The purpose of this is a lightweight threading system for a programming language. Threads will operate on very small stacks, check when more stack is needed and dynamically resize it. This is so that thousands of threads can be allocated without wasting a lot of memory. When calling in to C code it is not safe to use a tiny stack, since the C code does not know about checking and resizing, so I want to use a big pthread stack which is used only for calling C (shared between lightweight threads on the same pthread).
Now I could write assembly code stubs which will work fine, but I wondered if there is a better way to do this, such as a gcc extension or a library which already implements it. If not, then I guess I'll have my head buried in ABI and assembly language manuals ;-) I only ask this out of laziness and not wanting to reinvent the wheel.
Assuming you're using POSIX threads and on a POSIX system, you can achieve this with signals. Setup an alternate signal handling stack (sigaltstack
) and designate one special real-time signal to have its handler run on the alternate signal stack.
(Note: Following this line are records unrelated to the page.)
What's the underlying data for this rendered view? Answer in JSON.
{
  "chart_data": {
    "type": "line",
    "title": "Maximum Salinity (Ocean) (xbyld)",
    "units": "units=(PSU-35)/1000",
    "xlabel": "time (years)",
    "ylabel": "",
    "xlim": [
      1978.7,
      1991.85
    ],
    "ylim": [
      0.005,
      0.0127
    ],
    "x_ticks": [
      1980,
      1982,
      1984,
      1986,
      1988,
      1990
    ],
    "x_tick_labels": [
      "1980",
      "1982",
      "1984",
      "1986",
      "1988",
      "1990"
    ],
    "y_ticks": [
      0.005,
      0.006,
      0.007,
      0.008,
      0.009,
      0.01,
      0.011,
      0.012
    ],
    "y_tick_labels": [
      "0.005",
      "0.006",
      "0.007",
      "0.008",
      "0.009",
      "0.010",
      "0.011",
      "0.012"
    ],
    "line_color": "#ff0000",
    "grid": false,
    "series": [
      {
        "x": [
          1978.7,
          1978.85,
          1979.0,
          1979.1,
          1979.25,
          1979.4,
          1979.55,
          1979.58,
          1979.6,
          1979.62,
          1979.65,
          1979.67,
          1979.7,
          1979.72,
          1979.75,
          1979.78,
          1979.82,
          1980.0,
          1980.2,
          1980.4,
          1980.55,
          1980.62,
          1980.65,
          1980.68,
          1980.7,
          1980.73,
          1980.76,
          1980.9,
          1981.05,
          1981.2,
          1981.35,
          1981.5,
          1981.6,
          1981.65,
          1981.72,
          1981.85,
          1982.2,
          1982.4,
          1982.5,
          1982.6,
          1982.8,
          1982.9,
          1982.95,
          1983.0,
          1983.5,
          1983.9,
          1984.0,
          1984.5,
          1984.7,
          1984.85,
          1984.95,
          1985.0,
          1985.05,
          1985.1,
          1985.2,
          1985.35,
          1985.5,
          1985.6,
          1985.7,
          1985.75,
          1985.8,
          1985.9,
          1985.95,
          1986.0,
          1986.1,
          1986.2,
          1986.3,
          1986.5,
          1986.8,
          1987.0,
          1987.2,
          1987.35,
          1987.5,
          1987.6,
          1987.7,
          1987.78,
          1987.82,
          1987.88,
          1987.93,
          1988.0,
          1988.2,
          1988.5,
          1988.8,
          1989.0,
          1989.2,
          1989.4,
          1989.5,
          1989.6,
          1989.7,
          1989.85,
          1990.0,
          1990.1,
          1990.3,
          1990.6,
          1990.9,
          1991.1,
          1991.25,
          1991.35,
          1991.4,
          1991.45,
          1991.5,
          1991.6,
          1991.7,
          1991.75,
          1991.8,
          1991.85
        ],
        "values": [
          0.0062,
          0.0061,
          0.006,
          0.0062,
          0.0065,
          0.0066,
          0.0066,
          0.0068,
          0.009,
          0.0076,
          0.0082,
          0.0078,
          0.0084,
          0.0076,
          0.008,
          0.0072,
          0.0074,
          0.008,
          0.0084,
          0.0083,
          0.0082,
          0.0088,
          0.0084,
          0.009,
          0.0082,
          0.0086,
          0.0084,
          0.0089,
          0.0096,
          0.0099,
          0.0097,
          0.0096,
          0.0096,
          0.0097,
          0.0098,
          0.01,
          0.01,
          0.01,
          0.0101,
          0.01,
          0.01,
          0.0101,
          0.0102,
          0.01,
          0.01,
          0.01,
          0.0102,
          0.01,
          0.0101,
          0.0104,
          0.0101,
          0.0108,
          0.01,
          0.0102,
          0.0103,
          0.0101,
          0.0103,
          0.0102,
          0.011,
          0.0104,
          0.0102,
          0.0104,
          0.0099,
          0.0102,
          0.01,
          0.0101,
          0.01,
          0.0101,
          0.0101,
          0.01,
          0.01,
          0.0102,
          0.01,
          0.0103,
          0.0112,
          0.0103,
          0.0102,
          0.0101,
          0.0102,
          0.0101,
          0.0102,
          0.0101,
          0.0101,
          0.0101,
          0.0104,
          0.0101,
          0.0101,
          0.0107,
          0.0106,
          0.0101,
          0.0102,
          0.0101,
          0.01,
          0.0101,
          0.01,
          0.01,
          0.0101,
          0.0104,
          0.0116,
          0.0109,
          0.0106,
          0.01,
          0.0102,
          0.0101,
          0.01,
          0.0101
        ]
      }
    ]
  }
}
Then raise
the signal to switch to the stack, and have the signal handler read the data for what function to call, and what argument to pass it, from thread-local data.
Note that this approach is fairly expensive (multiple system calls to change stacks), but should be 100% portable to POSIX systems. Since it's slow, you might want to make arch-specific call-on-alt-stack functions written in assembly, and only use my general solution as a fallback for archs where you haven't written an assembly version.